How prove this inequality $(a+b)^rb^{2n-r}\le\dfrac{n}{4}+r,$ 
let $a,b>0$,and $n\ge 4$ be postive integers, such $(a+b)^{2n}=2n+\dfrac{n}{4},a^{2n}=\dfrac{n}{4}$
show that
  $$(a+b)^rb^{2n-r}\le\dfrac{n}{4}+r,\forall r\in[0,2n]$$

it seem hard for $n=4$ case.show this inequality $3^{\frac{n}{4}}\cdot (3^{\frac{1}{4}}-1)^{8-n}\le 1+n$
it is enought show that
$$((a+b)^{2n})^r(b^{2n})^{2n-r}\le\left(\dfrac{n}{4}+r\right)^{2n}$$
or 
$$(\dfrac{9n}{4})^{r}(b^{2n})^{2n-r}\le\left(\dfrac{n}{4}+r\right)^{2n}$$
it seem hard to prove it
 A: Following the hint given by guest, we consider $f(r):=(a+b)^rb^{2n-r}$, and we have to show that $f(r)\le \frac n4 + r$ for all $r\in[0,2n]$. 
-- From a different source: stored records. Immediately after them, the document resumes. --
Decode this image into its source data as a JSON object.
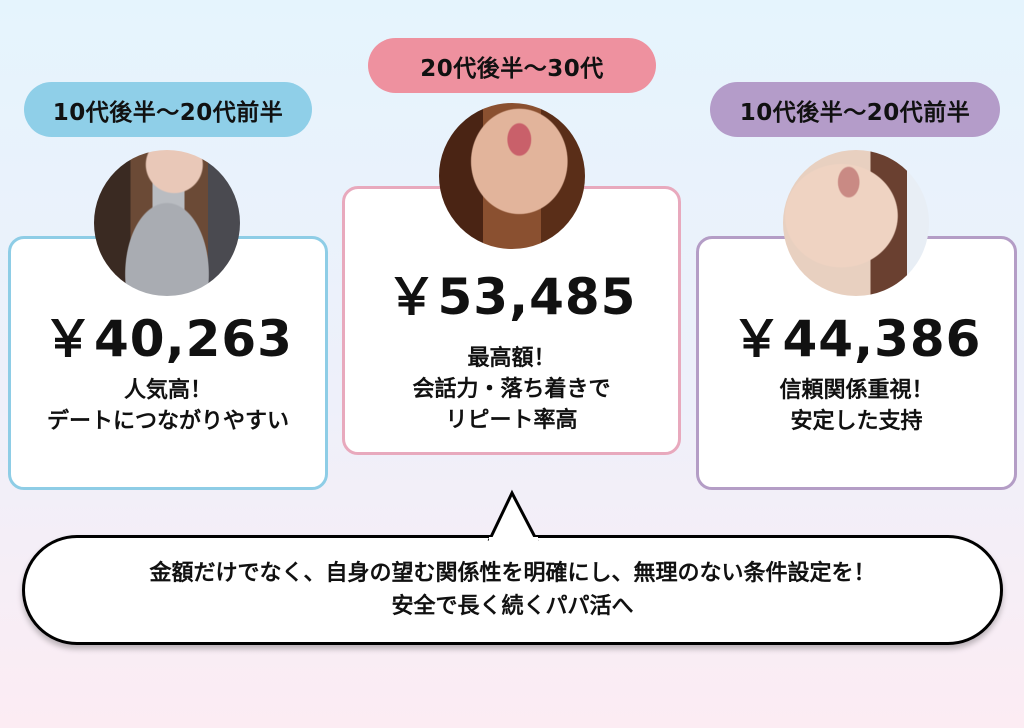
{
  "columns": [
    {
      "age_label": "10代後半〜20代前半",
      "price": "￥40,263",
      "desc": [
        "人気高！",
        "デートにつながりやすい"
      ],
      "accent": "#8fcfe8",
      "border": "#8ecde6"
    },
    {
      "age_label": "20代後半〜30代",
      "price": "￥53,485",
      "desc": [
        "最高額！",
        "会話力・落ち着きで",
        "リピート率高"
      ],
      "accent": "#ee919f",
      "border": "#e8a9bd"
    },
    {
      "age_label": "10代後半〜20代前半",
      "price": "￥44,386",
      "desc": [
        "信頼関係重視！",
        "安定した支持"
      ],
      "accent": "#b49cc9",
      "border": "#b49dc6"
    }
  ],
  "message": {
    "line1": "金額だけでなく、自身の望む関係性を明確にし、無理のない条件設定を！",
    "line2": "安全で長く続くパパ活へ"
  }
}
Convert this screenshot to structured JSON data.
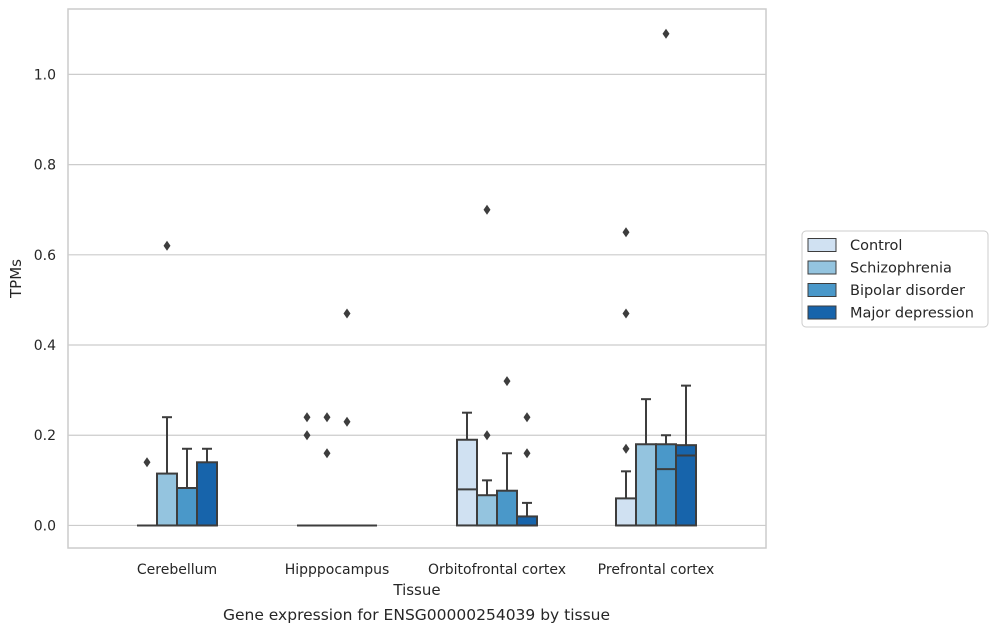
{
  "caption": "Gene expression for ENSG00000254039 by tissue",
  "chart_data": {
    "type": "box",
    "xlabel": "Tissue",
    "ylabel": "TPMs",
    "ylim": [
      -0.05,
      1.145
    ],
    "yticks": [
      0.0,
      0.2,
      0.4,
      0.6,
      0.8,
      1.0
    ],
    "ytick_labels": [
      "0.0",
      "0.2",
      "0.4",
      "0.6",
      "0.8",
      "1.0"
    ],
    "grid": "horizontal",
    "legend_position": "right",
    "categories": [
      "Cerebellum",
      "Hipppocampus",
      "Orbitofrontal cortex",
      "Prefrontal cortex"
    ],
    "series": [
      {
        "name": "Control",
        "color": "#d0e1f2",
        "boxes": [
          {
            "q1": 0.0,
            "median": 0.0,
            "q3": 0.0,
            "whislo": 0.0,
            "whishi": 0.0,
            "fliers": [
              0.14
            ]
          },
          {
            "q1": 0.0,
            "median": 0.0,
            "q3": 0.0,
            "whislo": 0.0,
            "whishi": 0.0,
            "fliers": [
              0.2,
              0.24
            ]
          },
          {
            "q1": 0.0,
            "median": 0.08,
            "q3": 0.19,
            "whislo": 0.0,
            "whishi": 0.25,
            "fliers": []
          },
          {
            "q1": 0.0,
            "median": 0.0,
            "q3": 0.06,
            "whislo": 0.0,
            "whishi": 0.12,
            "fliers": [
              0.17,
              0.47,
              0.65
            ]
          }
        ]
      },
      {
        "name": "Schizophrenia",
        "color": "#94c4df",
        "boxes": [
          {
            "q1": 0.0,
            "median": 0.0,
            "q3": 0.115,
            "whislo": 0.0,
            "whishi": 0.24,
            "fliers": [
              0.62
            ]
          },
          {
            "q1": 0.0,
            "median": 0.0,
            "q3": 0.0,
            "whislo": 0.0,
            "whishi": 0.0,
            "fliers": [
              0.16,
              0.24
            ]
          },
          {
            "q1": 0.0,
            "median": 0.0,
            "q3": 0.067,
            "whislo": 0.0,
            "whishi": 0.1,
            "fliers": [
              0.2,
              0.7
            ]
          },
          {
            "q1": 0.0,
            "median": 0.0,
            "q3": 0.18,
            "whislo": 0.0,
            "whishi": 0.28,
            "fliers": []
          }
        ]
      },
      {
        "name": "Bipolar disorder",
        "color": "#4a98c9",
        "boxes": [
          {
            "q1": 0.0,
            "median": 0.0,
            "q3": 0.083,
            "whislo": 0.0,
            "whishi": 0.17,
            "fliers": []
          },
          {
            "q1": 0.0,
            "median": 0.0,
            "q3": 0.0,
            "whislo": 0.0,
            "whishi": 0.0,
            "fliers": [
              0.23,
              0.47
            ]
          },
          {
            "q1": 0.0,
            "median": 0.0,
            "q3": 0.077,
            "whislo": 0.0,
            "whishi": 0.16,
            "fliers": [
              0.32
            ]
          },
          {
            "q1": 0.0,
            "median": 0.125,
            "q3": 0.18,
            "whislo": 0.0,
            "whishi": 0.2,
            "fliers": [
              1.09
            ]
          }
        ]
      },
      {
        "name": "Major depression",
        "color": "#1764ab",
        "boxes": [
          {
            "q1": 0.0,
            "median": 0.0,
            "q3": 0.14,
            "whislo": 0.0,
            "whishi": 0.17,
            "fliers": []
          },
          {
            "q1": 0.0,
            "median": 0.0,
            "q3": 0.0,
            "whislo": 0.0,
            "whishi": 0.0,
            "fliers": []
          },
          {
            "q1": 0.0,
            "median": 0.0,
            "q3": 0.02,
            "whislo": 0.0,
            "whishi": 0.05,
            "fliers": [
              0.16,
              0.24
            ]
          },
          {
            "q1": 0.0,
            "median": 0.155,
            "q3": 0.178,
            "whislo": 0.0,
            "whishi": 0.31,
            "fliers": []
          }
        ]
      }
    ]
  }
}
We write $f(r)=\left(\frac ab +1\right)^rb^{2n}$, then $f'(r)=\left(\frac ab +1\right)^rb^{2n}ln\left(\frac ab +1\right)$ and 
$$
f''(r)=\left(\frac ab +1\right)^rb^{2n}\left(ln\left(\frac ab +1\right)\right)^2>0.
$$
So $f(r)$ is a convex funtion, hence, for all $t\in [0,1]$, we have
$$
f(t\cdot 2n+(1-t)\cdot 0)\le tf(2n)+(1-t)f(0).
$$ 
Now we have $f(2n)=\frac n4+2n$ and $f(0)=b^{2n}=\frac n4(3^{1/n}-1)^{2n}<\frac n4$. Setting $t:=\frac{r}{2n}$ we obtain
$$
f(r)=f(t\cdot 2n+(1-t)\cdot 0)\le \frac r{2n}\left(\frac n4+2n\right)+\left(1-\frac{r}{2n}\right)\frac n4=r+\frac n4,
$$
as desired.
A: Another version ...
From $a=\sqrt[2n]{\frac{n}{4}}$, $a+b=\sqrt[2n]{2n+\frac{n}{4}}$
we have $a\geq1$ and $a+b >1$, then:
$$(a+b)^{r}b^{2n-r}=\left(2n+\frac{n}{4}\right)^{\frac{r}{2n}}\left(b^{2n}\right)^{\frac{2n-r}{2n}} \tag{1}$$
However
$$b=\sqrt[2n]{2n+\frac{n}{4}}-\sqrt[2n]{\frac{n}{4}}<a \tag{2}$$
because 
$$\sqrt[2n]{2n+\frac{n}{4}}<2\sqrt[2n]{\frac{n}{4}} \Leftrightarrow \sqrt[2n]{\frac{9n}{4}}<2\sqrt[2n]{\frac{n}{4}} \Leftrightarrow \sqrt[2n]{9}<2, \forall n\geq2$$
Continuing $(1)$ and considering $(2)$:
$$(a+b)^{r}b^{2n-r}<\left(2n+\frac{n}{4}\right)^{\frac{r}{2n}}\left(a^{2n}\right)^{\frac{2n-r}{2n}}=\left(2n+\frac{n}{4}\right)^{\frac{r}{2n}}\left(\frac{n}{4}\right)^{\frac{2n-r}{2n}} \tag{3}$$
We will now look (considering $\ln{x}$ is concave function and $\frac{r}{2n}+\frac{2n-r}{2n}=1$) at:
$$\ln{\left(\left(2n+\frac{n}{4}\right)^{\frac{r}{2n}}\left(\frac{n}{4}\right)^{\frac{2n-r}{2n}}\right)}=\frac{r}{2n}\ln{\left(2n+\frac{n}{4}\right)}+\frac{2n-r}{2n}\ln{\left(\frac{n}{4}\right)}\leq \\
\ln{\left(\frac{r}{2n}\left(2n+\frac{n}{4}\right)+\frac{2n-r}{2n}\left(\frac{n}{4}\right)\right)}=\ln{\left(\frac{n}{4}+r\right)}$$
which, from $(3)$, leads to 
$$(a+b)^{r}b^{2n-r}<\left(2n+\frac{n}{4}\right)^{\frac{r}{2n}}\left(\frac{n}{4}\right)^{\frac{2n-r}{2n}} \leq \frac{n}{4}+r $$